Expliquer à l’enfant les maladies neurodégénératives

« Les maladies neurodégénératives sont liées à une mauvaise connexion entre les cellules du cerveau, qui ne permet pas aux autres cellules de travailler correctement, comme dans un ordinateur qui « bug » et qui fonctionne mal. La maladie d’Alzheimer, la maladie de Parkinson sont liées à des cellules qui empêchent certaines informations d’arriver au cerveau. On peut ainsi avoir des tremblements, des mouvements anormaux ; cela peut bloquer les bras et les jambes ; on commence par oublier certains mots, certains souvenirs ; on oublie d’éteindre le four dans la cuisine ; on risque de se perdre dans la rue ; puis on ne reconnait plus ses proches, on parle moins et on se déplace moins ; on reste de plus en plus couché, parfois jusqu’à la mort. »

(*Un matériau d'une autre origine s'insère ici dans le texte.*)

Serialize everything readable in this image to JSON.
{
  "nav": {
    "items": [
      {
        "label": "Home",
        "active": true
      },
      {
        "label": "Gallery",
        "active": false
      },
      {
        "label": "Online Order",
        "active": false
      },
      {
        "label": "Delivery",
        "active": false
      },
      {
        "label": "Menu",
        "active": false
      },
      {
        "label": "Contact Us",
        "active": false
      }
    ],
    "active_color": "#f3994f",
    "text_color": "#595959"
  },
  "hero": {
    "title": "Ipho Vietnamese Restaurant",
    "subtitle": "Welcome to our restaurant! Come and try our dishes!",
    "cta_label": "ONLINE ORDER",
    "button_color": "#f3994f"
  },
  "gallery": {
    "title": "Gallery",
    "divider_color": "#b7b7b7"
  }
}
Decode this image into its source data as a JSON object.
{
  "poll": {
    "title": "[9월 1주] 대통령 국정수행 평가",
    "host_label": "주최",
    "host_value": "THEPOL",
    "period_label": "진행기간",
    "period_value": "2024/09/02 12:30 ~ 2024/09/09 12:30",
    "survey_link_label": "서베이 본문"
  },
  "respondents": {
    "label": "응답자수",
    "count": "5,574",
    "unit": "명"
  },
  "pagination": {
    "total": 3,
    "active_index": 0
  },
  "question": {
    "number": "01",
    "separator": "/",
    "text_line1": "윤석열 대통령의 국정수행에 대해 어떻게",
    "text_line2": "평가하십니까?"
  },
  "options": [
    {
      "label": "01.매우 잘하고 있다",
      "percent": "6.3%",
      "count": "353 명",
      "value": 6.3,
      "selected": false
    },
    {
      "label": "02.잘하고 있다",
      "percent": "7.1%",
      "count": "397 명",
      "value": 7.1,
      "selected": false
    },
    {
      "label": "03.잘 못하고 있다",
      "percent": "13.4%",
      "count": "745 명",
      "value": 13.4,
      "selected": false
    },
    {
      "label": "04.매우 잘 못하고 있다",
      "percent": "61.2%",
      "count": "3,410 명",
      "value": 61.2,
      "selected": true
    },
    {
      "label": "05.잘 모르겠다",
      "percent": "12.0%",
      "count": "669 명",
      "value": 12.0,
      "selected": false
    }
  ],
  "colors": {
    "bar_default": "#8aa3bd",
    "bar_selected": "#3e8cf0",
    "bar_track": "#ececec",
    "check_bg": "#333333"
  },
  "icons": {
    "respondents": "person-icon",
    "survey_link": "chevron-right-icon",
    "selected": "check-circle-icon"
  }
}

Expliquer à l’enfant les insuffisances d’organes

« Les insuffisances d’organes sont liées à des cellules qui n’arrivent plus à fonctionner normalement et faire leur travail. Il arrive que certains organes comme le rein (celui qui fabrique l’urine) ne puissent plus fonctionner. Les médecins vont donner des médicaments ou utiliser des machines pour filtrer le sang (dialyse), mais parfois cela ne marche pas. Pour les poumons, c’est pareil : parfois, on n’arrive pas à respirer normalement et il faut prendre des médicaments, respirer de l’oxygène avec un tuyau ou un masque. Parfois, il faudra aller à l’hôpital pour soigner un épisode plus grave, cela pourra passer par un endormissement temporaire pendant lequel on respire avec l’aide d’une machine. Cela ne marche pas toujours et l’on peut en décéder. »

Les ressources (téléchargements, lectures et vidéos)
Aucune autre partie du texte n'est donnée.